It has been three years since China joined the World Trade Organization. At the end of 2004, several of the nation's core industries will see their transition period end and for the first time they will be fully exposed to international competition. In response, China is accelerating the formulation of new policies to adopt WTO standards.
Vice Minister of Commerce Wei Jianguo said at the First Seminar on Promoting Auto and Parts Exporting, sponsored by the Ministry of Commerce and the State Development and Reform Commission, that 2004 will be a year of great industrial policy changes even though progress has been reported during the transition period.
Wei said: "We must bear a sense of urgency, crisis and responsibility. We must examine the actual situation and weaknesses so that we can set a goal and explore new approaches to development."
This year will be a watershed to China's auto and components industry.
"Great changes will be implemented in China's auto sector policy," said Wei.
Import quotas on agricultural products such as wheat, corn, rice, cotton and wool will also be called off at the year's end. The telecommunications, insurance, securities and retail industries will give wider access to international players.

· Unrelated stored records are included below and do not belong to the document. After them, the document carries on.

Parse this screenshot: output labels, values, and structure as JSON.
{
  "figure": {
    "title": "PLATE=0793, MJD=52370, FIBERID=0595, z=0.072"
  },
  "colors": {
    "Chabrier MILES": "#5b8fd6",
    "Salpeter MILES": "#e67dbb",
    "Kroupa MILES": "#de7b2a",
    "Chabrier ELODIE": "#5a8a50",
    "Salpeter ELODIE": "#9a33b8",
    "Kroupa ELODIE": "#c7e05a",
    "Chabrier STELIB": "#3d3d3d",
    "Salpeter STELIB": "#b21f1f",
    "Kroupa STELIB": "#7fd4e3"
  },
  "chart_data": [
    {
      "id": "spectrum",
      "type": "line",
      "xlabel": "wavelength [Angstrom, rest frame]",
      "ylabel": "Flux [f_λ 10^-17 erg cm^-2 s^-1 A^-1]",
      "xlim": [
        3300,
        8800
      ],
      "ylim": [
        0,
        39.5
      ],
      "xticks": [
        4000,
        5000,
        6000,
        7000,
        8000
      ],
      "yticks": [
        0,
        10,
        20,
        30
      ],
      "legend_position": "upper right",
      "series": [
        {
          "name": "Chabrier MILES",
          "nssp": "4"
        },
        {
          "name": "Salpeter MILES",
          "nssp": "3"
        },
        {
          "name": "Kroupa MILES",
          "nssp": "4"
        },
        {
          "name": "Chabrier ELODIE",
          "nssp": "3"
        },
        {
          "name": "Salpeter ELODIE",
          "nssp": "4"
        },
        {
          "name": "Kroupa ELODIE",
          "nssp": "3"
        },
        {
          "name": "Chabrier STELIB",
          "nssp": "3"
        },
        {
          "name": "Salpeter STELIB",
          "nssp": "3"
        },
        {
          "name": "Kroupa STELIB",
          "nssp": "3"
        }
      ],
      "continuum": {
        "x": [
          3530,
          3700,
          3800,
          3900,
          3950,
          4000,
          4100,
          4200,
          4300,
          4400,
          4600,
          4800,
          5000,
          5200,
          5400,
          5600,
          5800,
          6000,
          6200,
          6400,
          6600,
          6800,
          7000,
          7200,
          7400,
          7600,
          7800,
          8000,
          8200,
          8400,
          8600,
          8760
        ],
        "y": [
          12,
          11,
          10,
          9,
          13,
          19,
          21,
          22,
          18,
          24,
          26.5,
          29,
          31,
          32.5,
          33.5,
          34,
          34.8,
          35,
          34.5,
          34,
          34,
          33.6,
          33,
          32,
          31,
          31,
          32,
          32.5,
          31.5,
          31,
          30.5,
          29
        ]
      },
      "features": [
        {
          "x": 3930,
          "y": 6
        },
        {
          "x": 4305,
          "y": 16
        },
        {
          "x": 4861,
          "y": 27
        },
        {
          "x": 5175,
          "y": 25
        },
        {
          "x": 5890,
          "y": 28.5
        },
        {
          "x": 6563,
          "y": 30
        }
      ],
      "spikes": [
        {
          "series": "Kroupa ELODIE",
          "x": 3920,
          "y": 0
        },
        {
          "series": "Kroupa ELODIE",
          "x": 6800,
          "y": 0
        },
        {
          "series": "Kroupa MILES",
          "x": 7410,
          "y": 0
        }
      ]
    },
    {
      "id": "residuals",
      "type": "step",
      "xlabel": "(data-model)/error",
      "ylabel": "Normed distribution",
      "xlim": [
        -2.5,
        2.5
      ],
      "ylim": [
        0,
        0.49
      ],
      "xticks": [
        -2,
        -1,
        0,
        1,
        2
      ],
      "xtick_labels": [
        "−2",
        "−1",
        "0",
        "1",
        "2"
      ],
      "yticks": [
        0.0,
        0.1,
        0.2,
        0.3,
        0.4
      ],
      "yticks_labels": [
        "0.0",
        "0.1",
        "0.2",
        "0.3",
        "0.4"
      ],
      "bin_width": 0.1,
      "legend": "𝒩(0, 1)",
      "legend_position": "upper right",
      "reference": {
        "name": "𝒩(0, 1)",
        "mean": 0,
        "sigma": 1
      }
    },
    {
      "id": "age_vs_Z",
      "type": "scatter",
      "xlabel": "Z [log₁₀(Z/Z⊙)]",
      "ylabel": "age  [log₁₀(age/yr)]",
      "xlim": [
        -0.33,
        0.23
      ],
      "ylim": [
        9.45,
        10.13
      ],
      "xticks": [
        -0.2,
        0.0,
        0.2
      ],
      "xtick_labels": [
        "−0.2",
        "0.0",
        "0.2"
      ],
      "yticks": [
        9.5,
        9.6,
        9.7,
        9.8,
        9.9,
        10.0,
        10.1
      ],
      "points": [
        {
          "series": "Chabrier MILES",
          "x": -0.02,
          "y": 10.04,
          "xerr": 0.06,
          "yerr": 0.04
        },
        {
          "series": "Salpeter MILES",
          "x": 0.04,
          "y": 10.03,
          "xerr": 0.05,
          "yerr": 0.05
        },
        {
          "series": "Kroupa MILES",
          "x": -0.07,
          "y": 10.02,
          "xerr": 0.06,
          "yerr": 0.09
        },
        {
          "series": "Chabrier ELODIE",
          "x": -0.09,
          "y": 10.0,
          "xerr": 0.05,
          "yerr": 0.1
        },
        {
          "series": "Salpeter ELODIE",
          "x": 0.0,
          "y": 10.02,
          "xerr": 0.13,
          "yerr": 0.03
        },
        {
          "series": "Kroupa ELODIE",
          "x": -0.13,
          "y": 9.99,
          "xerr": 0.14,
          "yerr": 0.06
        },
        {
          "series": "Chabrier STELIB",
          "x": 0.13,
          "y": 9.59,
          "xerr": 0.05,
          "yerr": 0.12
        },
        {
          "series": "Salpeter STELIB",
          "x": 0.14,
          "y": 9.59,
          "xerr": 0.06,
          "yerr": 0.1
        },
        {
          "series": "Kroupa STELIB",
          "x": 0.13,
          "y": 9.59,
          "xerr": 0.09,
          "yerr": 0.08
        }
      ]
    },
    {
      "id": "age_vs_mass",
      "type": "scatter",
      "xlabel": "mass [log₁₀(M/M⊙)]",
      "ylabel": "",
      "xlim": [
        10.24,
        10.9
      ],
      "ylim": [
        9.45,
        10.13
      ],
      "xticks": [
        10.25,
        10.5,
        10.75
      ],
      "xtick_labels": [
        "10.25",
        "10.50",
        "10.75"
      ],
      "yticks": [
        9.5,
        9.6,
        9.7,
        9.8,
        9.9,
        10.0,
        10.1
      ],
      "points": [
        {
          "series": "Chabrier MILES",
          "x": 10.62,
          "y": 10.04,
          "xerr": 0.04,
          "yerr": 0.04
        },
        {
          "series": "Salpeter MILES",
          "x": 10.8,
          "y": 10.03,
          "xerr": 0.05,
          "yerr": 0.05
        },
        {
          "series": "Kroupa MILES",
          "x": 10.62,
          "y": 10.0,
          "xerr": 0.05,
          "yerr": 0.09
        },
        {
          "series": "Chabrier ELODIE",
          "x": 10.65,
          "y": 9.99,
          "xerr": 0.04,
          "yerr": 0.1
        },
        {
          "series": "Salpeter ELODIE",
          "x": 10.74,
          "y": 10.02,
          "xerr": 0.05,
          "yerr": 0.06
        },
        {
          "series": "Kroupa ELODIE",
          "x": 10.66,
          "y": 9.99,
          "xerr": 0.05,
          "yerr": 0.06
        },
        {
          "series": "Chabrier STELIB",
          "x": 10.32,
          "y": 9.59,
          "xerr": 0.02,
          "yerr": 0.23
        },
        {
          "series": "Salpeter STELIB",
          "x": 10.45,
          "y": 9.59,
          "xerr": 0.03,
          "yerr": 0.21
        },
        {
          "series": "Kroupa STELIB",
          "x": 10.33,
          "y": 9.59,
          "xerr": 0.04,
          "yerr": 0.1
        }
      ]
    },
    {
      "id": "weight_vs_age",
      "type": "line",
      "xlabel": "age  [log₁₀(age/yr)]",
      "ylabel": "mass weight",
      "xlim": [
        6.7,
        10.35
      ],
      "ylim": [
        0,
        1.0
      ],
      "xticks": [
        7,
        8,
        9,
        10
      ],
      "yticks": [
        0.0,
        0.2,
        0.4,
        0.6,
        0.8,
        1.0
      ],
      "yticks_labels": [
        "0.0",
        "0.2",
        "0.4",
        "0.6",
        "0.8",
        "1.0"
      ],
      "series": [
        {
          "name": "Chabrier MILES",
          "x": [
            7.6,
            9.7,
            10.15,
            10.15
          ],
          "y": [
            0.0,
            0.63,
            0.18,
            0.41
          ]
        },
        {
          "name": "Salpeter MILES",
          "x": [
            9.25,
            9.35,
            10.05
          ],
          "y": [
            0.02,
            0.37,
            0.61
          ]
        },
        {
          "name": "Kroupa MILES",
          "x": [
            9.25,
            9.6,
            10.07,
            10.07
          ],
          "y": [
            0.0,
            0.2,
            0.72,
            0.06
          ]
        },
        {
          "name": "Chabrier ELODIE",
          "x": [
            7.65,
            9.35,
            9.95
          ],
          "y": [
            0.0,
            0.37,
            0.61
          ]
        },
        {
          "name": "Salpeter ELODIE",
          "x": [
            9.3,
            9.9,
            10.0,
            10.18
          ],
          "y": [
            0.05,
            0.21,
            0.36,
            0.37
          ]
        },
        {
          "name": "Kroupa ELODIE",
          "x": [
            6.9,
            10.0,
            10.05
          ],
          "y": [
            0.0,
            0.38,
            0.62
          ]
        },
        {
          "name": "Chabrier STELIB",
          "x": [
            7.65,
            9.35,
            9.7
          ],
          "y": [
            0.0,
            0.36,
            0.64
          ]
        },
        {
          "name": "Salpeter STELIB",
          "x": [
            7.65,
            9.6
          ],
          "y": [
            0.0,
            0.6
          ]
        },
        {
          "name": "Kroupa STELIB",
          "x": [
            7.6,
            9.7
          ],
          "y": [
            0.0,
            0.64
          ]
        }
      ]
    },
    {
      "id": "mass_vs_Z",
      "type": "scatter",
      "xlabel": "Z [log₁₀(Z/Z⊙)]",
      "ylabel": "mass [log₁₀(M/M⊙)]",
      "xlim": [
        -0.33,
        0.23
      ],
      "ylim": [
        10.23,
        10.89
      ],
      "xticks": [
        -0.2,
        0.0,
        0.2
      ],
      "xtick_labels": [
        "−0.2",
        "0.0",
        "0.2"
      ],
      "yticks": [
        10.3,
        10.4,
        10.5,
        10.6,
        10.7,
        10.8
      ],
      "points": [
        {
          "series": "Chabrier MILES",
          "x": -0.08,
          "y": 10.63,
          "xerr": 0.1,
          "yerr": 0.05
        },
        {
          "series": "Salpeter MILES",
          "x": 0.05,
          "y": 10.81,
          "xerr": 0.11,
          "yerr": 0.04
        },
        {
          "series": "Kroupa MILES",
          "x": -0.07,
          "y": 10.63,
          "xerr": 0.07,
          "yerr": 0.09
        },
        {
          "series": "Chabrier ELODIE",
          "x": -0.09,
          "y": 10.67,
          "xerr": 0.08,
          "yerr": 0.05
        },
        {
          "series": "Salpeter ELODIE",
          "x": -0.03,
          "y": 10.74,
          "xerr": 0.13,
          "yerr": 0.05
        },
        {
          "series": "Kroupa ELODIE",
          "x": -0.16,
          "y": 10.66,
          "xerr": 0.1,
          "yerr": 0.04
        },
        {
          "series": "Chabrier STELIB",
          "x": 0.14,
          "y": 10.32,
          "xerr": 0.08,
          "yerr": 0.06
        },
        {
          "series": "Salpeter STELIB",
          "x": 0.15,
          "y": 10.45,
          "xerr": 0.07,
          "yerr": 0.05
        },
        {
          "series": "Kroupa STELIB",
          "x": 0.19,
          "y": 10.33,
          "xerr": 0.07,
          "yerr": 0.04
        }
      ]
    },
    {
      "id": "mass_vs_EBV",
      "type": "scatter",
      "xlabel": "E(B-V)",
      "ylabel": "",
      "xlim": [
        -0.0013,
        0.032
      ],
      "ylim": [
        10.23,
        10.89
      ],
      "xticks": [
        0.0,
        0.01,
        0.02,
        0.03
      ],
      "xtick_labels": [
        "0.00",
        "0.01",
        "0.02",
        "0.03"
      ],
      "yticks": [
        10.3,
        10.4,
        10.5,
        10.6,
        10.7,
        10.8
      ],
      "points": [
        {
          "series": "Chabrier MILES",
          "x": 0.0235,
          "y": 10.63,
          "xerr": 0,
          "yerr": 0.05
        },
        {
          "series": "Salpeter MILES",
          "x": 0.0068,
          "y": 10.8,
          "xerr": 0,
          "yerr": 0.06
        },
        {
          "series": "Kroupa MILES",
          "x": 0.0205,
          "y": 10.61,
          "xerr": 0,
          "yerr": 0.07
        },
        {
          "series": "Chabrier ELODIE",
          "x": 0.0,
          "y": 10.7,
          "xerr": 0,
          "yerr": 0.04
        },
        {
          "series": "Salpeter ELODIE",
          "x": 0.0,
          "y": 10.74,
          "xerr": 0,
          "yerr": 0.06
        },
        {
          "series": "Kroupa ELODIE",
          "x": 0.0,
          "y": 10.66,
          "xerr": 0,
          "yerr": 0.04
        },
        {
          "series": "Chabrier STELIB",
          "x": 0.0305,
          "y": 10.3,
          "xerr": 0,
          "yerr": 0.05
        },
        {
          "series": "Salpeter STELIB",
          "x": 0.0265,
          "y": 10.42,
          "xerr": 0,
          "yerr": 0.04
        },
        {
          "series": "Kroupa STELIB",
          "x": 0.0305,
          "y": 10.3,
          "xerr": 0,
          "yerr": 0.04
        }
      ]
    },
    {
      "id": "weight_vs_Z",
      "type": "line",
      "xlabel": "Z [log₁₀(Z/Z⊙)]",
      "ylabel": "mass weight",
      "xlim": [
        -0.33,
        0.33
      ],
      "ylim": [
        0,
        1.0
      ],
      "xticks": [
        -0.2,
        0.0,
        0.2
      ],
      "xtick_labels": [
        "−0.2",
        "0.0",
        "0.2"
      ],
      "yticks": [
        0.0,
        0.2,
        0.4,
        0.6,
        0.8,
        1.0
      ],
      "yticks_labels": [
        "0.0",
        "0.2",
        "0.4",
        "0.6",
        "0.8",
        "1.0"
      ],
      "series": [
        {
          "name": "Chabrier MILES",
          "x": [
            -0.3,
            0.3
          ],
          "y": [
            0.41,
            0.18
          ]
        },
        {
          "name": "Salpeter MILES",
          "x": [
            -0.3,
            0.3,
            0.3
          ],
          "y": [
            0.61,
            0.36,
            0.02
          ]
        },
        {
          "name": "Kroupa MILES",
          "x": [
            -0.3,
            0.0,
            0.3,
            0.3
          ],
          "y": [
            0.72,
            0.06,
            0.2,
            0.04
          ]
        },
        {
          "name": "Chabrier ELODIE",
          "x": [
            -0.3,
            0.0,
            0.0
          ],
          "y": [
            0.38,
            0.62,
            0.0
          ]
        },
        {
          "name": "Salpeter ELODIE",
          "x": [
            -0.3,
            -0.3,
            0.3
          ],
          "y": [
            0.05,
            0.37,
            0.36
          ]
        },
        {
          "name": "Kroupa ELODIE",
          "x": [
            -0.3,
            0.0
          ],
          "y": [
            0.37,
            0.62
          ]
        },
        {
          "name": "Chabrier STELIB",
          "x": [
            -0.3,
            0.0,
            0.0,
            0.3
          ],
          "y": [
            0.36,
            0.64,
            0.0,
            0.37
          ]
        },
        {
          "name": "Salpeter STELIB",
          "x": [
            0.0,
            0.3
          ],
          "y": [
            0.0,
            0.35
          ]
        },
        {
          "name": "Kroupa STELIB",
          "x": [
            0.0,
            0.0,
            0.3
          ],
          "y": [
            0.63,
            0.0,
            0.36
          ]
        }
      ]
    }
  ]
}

China will end its foreign trade inspection and approval system to grant all enterprises inside China the right to import and export products. This means China has one final year to correct its lumbering foreign trade management and enterprise operation systems.
Said Wei, "The Ministry of Commerce will spare no effort to adjust policies overall to make the impact an advantage and an opportunity for domestic industries to achieve scientific, comprehensive and sustainable economic growth."